O apagão elétrico em São Paulo
levantou a bola para uma discussão anacrônica – se os serviços públicos deveriam mesmo ser privatizados. Há, evidentemente, motivação política por trás deste debate, que levantou críticas por parte de personagens da Esquerda e da Direita em relação à desestatização do fornecimento de energia, água e esgotos. O vereador Fernando Holiday, por exemplo, postou nas redes sociais o seguinte: “Privatização em si mesma não é necessariamente boa, principalmente em setores estratégicos”. Ocorre que os paulistanos, hoje, são atendidos por empresas estatais (tirando a energia elétrica) que construíram suas redes com base nas fundações erguidas pelo capital privado.
Capital privado? Como assim?
É isso mesmo. A primeira ancestral da Sabesp, foi a Companhia Cantareira e Esgotos, fundada por três empresários, dois deles ex-militares: Antônio Proost Rodovalho, Benedito Antônio da Silva e Daniel Makinson Fox. A empresa, fundada em 1877, teve como primeiro presidente um advogado que partilhava o meu sobrenome: Clemente Falcão Filho (este personagem histórico, por sinal, dá nome à rua que faz esquina com o prédio da Prefeitura de São Paulo (rua Dr. Falcão Filho).

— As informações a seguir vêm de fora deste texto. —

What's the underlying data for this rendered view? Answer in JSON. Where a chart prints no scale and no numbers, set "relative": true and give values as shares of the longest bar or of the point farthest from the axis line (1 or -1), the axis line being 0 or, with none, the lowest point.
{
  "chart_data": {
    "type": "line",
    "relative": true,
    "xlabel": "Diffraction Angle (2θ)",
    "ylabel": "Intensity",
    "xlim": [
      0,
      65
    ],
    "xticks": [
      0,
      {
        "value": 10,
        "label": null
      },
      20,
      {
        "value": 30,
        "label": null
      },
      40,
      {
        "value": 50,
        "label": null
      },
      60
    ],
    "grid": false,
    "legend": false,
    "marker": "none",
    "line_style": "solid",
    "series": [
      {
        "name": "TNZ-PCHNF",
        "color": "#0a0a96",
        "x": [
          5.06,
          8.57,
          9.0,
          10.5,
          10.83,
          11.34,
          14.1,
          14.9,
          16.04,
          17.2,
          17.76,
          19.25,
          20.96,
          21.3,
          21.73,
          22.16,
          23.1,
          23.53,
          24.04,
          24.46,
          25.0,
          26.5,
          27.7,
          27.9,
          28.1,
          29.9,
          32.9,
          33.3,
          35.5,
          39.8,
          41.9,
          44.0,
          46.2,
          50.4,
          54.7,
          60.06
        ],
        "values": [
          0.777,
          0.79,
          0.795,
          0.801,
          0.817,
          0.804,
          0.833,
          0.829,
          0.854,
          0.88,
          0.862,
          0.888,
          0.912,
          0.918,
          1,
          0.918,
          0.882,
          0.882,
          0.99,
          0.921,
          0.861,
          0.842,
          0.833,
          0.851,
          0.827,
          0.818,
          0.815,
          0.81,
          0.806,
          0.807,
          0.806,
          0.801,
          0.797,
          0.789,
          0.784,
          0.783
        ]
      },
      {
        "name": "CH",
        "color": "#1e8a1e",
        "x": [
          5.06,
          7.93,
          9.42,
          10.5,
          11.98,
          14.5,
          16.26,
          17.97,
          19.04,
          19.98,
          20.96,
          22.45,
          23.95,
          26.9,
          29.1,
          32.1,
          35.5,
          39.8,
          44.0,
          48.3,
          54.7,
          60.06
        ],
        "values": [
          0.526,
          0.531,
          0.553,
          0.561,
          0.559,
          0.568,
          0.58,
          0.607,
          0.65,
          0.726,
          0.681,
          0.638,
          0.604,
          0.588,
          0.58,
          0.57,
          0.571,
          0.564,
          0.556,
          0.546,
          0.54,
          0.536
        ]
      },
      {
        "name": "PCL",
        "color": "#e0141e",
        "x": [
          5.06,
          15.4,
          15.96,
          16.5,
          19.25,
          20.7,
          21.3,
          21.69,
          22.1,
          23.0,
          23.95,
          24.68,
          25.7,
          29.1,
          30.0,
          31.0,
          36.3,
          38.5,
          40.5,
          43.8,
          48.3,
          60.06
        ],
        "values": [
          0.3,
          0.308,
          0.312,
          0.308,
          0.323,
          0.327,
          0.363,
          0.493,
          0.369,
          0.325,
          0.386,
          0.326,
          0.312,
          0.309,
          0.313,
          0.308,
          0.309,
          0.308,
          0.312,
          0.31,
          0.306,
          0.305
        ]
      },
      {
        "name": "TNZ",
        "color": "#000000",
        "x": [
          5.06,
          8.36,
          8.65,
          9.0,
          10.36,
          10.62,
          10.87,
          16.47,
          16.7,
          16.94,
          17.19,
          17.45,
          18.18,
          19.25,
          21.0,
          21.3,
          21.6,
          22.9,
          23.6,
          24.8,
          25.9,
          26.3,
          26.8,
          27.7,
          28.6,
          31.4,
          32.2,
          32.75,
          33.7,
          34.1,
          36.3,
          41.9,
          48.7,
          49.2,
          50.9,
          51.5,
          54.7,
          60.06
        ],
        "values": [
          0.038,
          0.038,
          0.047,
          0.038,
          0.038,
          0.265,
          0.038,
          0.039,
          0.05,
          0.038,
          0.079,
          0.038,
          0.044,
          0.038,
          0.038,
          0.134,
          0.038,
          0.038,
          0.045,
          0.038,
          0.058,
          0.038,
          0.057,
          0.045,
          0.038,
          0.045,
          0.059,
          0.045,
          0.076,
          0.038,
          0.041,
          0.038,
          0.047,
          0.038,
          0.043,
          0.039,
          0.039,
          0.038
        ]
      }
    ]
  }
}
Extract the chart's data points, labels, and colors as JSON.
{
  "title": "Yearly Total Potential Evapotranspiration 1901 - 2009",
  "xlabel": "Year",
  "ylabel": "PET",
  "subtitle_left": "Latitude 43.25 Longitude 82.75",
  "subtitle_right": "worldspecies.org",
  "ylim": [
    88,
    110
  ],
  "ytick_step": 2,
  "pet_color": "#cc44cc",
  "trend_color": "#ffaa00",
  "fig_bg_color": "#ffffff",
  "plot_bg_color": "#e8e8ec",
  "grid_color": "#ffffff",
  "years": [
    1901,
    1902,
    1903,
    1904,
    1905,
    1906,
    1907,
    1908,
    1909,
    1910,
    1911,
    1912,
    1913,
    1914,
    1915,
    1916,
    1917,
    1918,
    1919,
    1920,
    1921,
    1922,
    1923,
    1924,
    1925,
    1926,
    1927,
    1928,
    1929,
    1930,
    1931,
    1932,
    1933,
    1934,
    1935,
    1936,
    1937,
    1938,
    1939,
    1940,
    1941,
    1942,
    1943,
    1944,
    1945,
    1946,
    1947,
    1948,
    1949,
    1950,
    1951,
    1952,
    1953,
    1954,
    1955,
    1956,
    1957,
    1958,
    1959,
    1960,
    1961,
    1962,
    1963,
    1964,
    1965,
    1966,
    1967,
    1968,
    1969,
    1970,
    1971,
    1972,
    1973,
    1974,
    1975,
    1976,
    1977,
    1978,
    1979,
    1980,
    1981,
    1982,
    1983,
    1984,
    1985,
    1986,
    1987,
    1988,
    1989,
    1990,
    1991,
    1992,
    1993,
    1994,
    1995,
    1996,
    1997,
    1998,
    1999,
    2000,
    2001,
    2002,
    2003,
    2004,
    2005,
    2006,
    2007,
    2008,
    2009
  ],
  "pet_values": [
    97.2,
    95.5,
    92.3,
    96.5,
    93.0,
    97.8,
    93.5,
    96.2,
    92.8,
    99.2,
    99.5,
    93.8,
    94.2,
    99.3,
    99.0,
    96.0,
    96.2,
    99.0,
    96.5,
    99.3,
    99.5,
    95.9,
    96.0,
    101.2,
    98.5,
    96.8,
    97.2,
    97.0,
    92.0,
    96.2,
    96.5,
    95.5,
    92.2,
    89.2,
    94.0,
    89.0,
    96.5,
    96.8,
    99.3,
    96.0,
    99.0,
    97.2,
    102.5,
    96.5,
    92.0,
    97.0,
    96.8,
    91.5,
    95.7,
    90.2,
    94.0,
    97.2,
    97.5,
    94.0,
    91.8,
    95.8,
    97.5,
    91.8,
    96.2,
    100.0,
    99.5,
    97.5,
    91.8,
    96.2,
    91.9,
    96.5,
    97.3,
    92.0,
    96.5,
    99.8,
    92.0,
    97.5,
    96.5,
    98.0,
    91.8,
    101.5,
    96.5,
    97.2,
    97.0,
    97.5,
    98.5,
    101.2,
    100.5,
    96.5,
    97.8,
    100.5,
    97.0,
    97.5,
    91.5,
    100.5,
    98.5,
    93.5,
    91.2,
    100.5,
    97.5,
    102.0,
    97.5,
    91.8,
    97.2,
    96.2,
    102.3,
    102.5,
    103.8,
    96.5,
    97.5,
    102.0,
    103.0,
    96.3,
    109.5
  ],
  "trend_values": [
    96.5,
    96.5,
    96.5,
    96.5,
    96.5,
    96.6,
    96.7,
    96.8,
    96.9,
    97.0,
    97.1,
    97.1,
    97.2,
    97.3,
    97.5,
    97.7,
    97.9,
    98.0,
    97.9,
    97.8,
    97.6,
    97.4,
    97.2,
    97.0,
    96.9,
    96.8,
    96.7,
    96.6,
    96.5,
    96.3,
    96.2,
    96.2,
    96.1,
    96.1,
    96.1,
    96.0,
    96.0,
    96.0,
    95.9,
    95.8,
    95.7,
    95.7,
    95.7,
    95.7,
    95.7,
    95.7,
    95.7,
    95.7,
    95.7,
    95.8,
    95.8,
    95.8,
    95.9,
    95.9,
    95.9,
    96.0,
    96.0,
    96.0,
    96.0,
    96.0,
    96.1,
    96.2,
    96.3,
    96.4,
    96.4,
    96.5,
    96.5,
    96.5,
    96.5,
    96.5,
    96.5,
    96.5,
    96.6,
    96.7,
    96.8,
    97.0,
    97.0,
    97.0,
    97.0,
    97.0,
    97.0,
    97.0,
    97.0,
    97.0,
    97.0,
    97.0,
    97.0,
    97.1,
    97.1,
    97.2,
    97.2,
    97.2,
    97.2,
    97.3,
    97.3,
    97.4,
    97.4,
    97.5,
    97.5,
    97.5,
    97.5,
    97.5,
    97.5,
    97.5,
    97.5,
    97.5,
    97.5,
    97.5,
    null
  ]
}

No início do século 20, São Paulo
conviveu com duas companhias fornecedoras de energia: a Companhia de Água e Luz de São Paulo e a São Paulo Tramway, Light and Power Company (a famosa Light). A primeira empresa, contudo, atendia apenas alguns bairros da cidade e fornecia energia somente entre 18:00 e 24:00. Resultado: fechou as portas em poucos meses, pois a Light oferecia uma rede mais ampla, maior período de fornecimento e preços mais baixos.
A Light, controlada pelo grupo canadense Brascan, saiu de São Paulo em 1981, quando o governo paulista resolveu estatizar o serviço de energia elétrica – alguns anos antes, a administração federal, nas mãos dos militares, havia feito o mesmo com a sucursal carioca, também em poder dos canadenses.
Minha infância – e a de muita gente – foi marcada por uma frase, dita pelos pais após flagrarem a luz do quarto dos filhos acesa sem que ninguém estivesse lá: “Está pensando que eu sou sócio da Light?”.
Isso não quer dizer que os serviços oferecidos pelo capital privado fossem perfeitos – até porque estamos falando em monopólios, e essa configuração nunca é ideal. O sistema elétrico, nos anos 1970 e 1980, eram sujeitos a apagões, pois o sistema não era potente o suficiente para aguentar o consumo crescente (isso, porém, ocorria também nas cidades nas quais o fornecedor era estatal).
O que se pode dizer, no entanto, é que empresas privadas têm maior sensibilidade às necessidades da população e às reclamações dos clientes. Isso não ocorre porque seus executivos são bonzinhos e empáticos. Há maior boa vontade por uma outra razão: as ações dessas empresas são negociadas nas bolsas de valores e sua incompetência será punida com a queda nas cotações. E isso causará uma grita de acionistas, que poderão trocar a diretoria dessas companhias. Portanto, atender bem o cliente, para essas concessionárias, é uma questão de sobrevivência.
É incompreensível que, em pleno século 21, ainda fiquemos debatendo se uma empresa pública, com servidores que gozam de estabilidade em seu emprego, forneceria melhores serviços que uma companhia privada, que pode demitir sem constrangimento os incompetentes e depende de sua capacidade para dar retorno aos acionistas através da valorização de seus papéis nos pregões.
A discussão ideológica, porém, nunca é racional. Não está na hora de pararmos de olhar fatos isolados e entender que o capital privado sempre será melhor para atender à população? Que o Brasil
precisa de eficiência em todos os setores estratégicos para gerar mais riqueza? Que necessitamos dessa riqueza para promover o progresso e diminuir as desigualdades sociais?
Neste debate, não podemos nem dizer que os néscios estão com uma visão ancorada no passado – uma vez que, em São Paulo, o passado era mais moderno do que o presente no qual vivemos.